Second, we also long lacked of adapted models and analysis methods to compute population genetic indices and quantify evolutionary forces in polyploid populations (Dufresne et al. 2014), especially considering that partially clonal and selfed populations can result in repeated genotypes (i.e., the same multi-locus genotype found in different samples, Arnaud-Haond et al. 2007) or patterns of high probabilities of identity between genotypes (David et al. 2007; Jullien et al, 2019). Due to challenges introduced by data formats and difficulties in generalizing the mathematical formula of population genetic indices (Ewens 2004), common population genetics softwares, such as Genalex (Peakall & Smouse 2012) and GenClone (Arnaud-Haond & Belkhir 2007) are not designed to work with partially clonal populations with more than two allelic copies per gene (Excoffier & Heckel 2006). A handful of library and software emerged in the last years, like the command-line Spagedi (Hardy & Vekemans 2002), the more user-friendly recent and multiplateforme Polygene (Huang et al. 2020) or Genodive (Meirmans & Tienderen 2004) a software restricted to MacOS X operating system. However, all these programs do not compute all the population genetic indices used to understand and interprete all reproductive modes, including selfing and clonality in populations, such as indices based on genotypic diversity. Polygene for example cannot handle repeated genotypes that can be commonly observed in partially clonal populations. Polysat (Clarck & Jasieniuk 2011) cannot currently deal with data with confident allele dosage, which becomes a standard with massive sequencing & tagging methods.

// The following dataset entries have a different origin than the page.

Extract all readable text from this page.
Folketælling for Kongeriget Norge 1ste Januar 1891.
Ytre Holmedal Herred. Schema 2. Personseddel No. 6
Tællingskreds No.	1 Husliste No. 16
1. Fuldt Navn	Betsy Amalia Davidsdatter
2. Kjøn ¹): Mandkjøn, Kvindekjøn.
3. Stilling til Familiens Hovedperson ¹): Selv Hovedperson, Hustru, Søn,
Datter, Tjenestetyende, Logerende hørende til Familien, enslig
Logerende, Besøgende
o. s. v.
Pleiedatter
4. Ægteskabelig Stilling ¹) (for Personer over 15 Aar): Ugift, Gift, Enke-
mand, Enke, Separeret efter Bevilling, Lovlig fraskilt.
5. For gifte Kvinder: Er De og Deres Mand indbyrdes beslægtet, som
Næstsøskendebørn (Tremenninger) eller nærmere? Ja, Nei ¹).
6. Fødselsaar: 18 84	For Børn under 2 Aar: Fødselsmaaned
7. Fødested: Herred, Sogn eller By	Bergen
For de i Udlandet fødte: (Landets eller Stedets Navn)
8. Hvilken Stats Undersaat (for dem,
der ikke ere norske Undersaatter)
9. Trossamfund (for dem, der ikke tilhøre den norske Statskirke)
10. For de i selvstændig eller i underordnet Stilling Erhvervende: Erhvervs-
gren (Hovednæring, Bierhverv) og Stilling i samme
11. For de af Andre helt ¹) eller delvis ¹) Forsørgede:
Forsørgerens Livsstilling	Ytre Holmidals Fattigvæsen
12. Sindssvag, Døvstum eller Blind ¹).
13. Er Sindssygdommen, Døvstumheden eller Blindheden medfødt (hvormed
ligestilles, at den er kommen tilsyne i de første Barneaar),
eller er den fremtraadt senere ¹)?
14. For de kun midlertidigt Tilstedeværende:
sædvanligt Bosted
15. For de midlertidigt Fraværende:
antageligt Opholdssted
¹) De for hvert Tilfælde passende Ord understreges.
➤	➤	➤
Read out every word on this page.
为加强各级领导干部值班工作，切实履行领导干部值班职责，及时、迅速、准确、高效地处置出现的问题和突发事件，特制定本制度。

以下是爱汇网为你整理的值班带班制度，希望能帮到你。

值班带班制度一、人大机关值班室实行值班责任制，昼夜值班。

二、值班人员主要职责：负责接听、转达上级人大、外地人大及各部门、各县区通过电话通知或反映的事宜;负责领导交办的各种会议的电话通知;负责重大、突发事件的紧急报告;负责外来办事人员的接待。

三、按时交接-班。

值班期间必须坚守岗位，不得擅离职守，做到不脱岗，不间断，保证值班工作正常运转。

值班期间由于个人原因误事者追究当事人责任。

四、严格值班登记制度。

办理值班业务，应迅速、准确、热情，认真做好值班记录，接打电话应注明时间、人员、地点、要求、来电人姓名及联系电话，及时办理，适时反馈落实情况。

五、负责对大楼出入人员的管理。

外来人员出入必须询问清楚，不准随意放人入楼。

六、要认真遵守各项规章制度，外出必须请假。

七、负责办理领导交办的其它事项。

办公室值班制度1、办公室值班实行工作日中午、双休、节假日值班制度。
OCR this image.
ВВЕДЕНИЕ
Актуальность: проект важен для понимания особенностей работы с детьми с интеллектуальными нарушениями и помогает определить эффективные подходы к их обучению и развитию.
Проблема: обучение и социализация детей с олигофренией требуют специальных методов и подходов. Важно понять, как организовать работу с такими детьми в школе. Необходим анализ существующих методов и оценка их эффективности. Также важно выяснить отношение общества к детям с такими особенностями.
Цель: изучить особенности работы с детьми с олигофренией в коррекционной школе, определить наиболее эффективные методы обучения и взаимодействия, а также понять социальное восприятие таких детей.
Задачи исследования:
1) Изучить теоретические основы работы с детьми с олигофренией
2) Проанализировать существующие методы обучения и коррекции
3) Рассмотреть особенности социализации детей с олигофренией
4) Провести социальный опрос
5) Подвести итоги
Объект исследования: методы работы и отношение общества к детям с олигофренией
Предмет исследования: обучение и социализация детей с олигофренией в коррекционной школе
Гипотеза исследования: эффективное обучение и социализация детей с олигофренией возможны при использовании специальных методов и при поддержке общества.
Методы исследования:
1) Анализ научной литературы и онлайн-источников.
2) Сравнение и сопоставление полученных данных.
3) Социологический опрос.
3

Some R librairies like Poppr (Kamvar et al. 2014), RClone and Polysat, and command-line solutions like Spagedi may help analysing genotypes of polyploid populations with different modes of reproduction, but they require an exhaustive exploration of their documentation and some trainings in scripting languages to use them. During practical courses, they involve a preliminary introduction about scripting or on the reasons for using some options over another, complicating teaching population genetics for polyploid species by dispersing the topic in technical considerations.